India and South Africa are also getting cold feet about ISDS. And Brazil “has never signed a BIT and yet receives the largest amount of foreign direct investment of any Latin American country,” according to the CEO/TNI report out yesterday — a fact that strips away any argument that this regime is an important part of attracting foreign investment to Canada or anywhere else. It isn’t. There’s no proof anywhere it creates an incentive one way or another. So why negotiate these treaties?

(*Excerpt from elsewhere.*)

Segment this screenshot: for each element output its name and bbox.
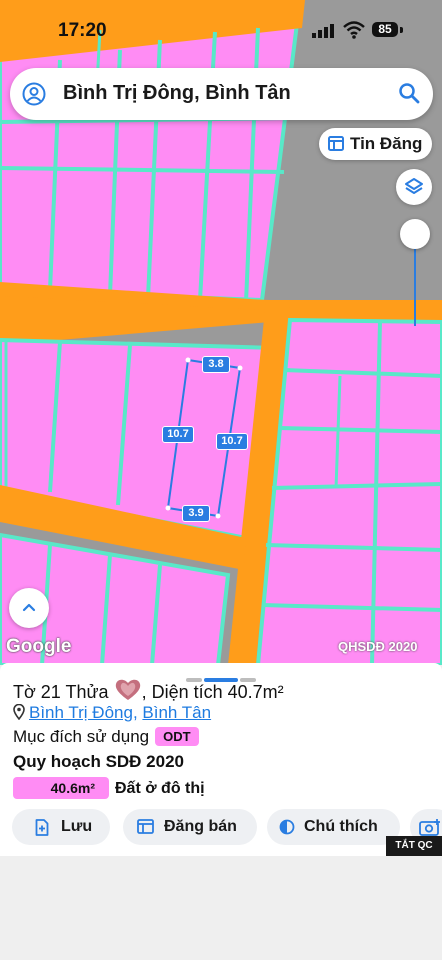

I don’t think there’s any doubt that these investment treaties serve an ideological purpose by punishing governments that would dare interfere with the profits of multinational capital. NAFTA has forced Canada to pay for environmental regulations that treat all companies the same. The ISDS regime hangs the perpetual threat of costly lawsuits over the heads of Canadian policy-makers. New health measures or new social services or new environmental regulations may never see the light of day for fear of attracting arbitration.

But the CEO/TNI report offers a compelling case that ISDS has become an industry unto itself, with its own self-preservation and perpetuation fueling a proliferation of treaties (there are over 3,000 in existence) and of actual cases. Awards are now reaching towards the $2-billion mark and claims, as in the recent Vattenfall challenge to Germany’s nuclear phaseout, have surpassed $5 billion. The corporate watchdogs offer some simple reforms that might make the process more transparent and accountable. But as they conclude:

these reform proposals will not suffice to address the most egregious injustice of the international investment regime: the exclusive right of foreign investors to threaten and initiate claims against legislative, executive or judicial decisions outside of national courts and the lack of mechanisms for communities to address corporate impunity when violations of human and environmental rights occur.

Without turning away from investor-state arbitration, the balance will remain skewed in favour of big business and a powerful and highly lucrative arbitration industry.